Un mois qu’on est “déconfinés”. Le correcteur orthographique de mon ordinateur souligne le mot en rouge. Combien de temps le mot déconfinement va-t-il rester dans le langage courant? Je me surprends à encore utiliser “confinement” pour décrire la vie que je mène actuellement. Ca ressemble à ma vie d’avant, mais mon côté antisocial et anti-système est plus assumé. A quel point ce chamboulement a-t-il ouvert la voie à un changement de vie et de paradigme radical? Soudain ce qu’on croyait impossible – rester enfermés, ne plus aller à l’école ou au travail, fermer les bars et les boutiques et les restaurants, clore les frontières et les lignes aériennes – s’est matérialisé, et en un laps de temps si court qu’on en a eu la tête qui tournait. On dirait un mauvais conte de fées, une version postmoderne de la Belle au bois dormant, mais sans le Prince charmant. Le conte de fées n’est pas terminé, et c’est comme les variantes à la fin du Petit chaperon rouge: selon votre dogme et vos croyances, le chaperon finit croqué par le loup ou sauvé par le chasseur. Same same, but different.

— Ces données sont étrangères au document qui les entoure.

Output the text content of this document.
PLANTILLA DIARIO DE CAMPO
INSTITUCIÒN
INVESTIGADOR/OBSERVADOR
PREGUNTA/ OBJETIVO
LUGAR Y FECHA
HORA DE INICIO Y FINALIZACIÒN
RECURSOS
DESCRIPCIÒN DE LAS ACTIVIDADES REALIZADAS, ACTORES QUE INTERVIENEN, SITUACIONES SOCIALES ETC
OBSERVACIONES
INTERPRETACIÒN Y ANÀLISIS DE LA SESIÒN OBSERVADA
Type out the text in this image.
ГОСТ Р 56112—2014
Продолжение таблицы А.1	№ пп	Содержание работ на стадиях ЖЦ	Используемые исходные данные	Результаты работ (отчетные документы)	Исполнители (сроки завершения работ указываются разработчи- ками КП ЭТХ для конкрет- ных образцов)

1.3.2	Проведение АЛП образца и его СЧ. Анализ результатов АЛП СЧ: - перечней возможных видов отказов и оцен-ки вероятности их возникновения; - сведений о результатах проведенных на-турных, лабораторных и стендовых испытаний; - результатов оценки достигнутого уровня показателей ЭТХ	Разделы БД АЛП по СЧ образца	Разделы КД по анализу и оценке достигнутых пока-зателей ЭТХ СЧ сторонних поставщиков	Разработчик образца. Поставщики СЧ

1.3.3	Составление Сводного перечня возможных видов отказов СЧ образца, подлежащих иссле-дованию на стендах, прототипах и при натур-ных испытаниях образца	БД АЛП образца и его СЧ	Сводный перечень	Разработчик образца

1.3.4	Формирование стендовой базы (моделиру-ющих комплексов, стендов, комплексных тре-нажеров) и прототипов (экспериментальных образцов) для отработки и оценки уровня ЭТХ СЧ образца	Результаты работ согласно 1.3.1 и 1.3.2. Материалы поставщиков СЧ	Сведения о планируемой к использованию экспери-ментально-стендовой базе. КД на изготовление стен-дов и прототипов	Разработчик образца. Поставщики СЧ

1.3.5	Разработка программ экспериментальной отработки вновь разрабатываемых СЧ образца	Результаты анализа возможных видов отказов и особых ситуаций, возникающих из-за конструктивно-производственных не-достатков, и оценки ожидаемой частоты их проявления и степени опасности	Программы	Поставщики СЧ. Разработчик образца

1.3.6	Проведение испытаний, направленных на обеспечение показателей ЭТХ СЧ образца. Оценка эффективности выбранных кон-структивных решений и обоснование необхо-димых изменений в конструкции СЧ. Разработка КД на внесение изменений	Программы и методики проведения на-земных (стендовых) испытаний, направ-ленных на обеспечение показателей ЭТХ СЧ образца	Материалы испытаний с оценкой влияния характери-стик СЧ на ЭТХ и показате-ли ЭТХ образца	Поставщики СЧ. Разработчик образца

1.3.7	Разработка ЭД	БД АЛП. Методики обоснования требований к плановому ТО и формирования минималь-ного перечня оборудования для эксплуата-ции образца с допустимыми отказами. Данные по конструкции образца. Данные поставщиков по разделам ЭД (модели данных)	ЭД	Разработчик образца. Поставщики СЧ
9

Je suis allée en fin de matinée rejoindre Olga et son fils Valentin dans un endroit qui s’appelle l’espace parental de Royan. C’est comme une crèche ou une garderie sauf que les parents doivent rester avec leurs enfants. Il y a des jouets, des “accueillants”, des ateliers allaitement et des cellules de médiation pour les parents séparés. Le masque et le gel sont obligatoires à l’entrée, et tous les jouets sont désinfectés chaque matin. C’est une bulle dans laquelle le monde extérieur se résume à des reproductions miniatures en plastique d’animaux de la ferme. A part les masques, pas de place pour les contes de fées réalistes dans lesquels se déroule la vie des adultes. Céleste a joué avec Valentin, elle a essayé de marcher en poussant devant elle une petite locomotive à roulettes, elle a suçoté la jambe d’un Playmobil et elle a regardé l’obsessionnelle qui lui sert de mère aligner toutes les vaches en plastique de la pièce. Quand on est ressorties, il pleuvait et les rues étaient désertes. On aurait pu être dans une version balnéaire du pays imaginaire de la Belle au bois dormant.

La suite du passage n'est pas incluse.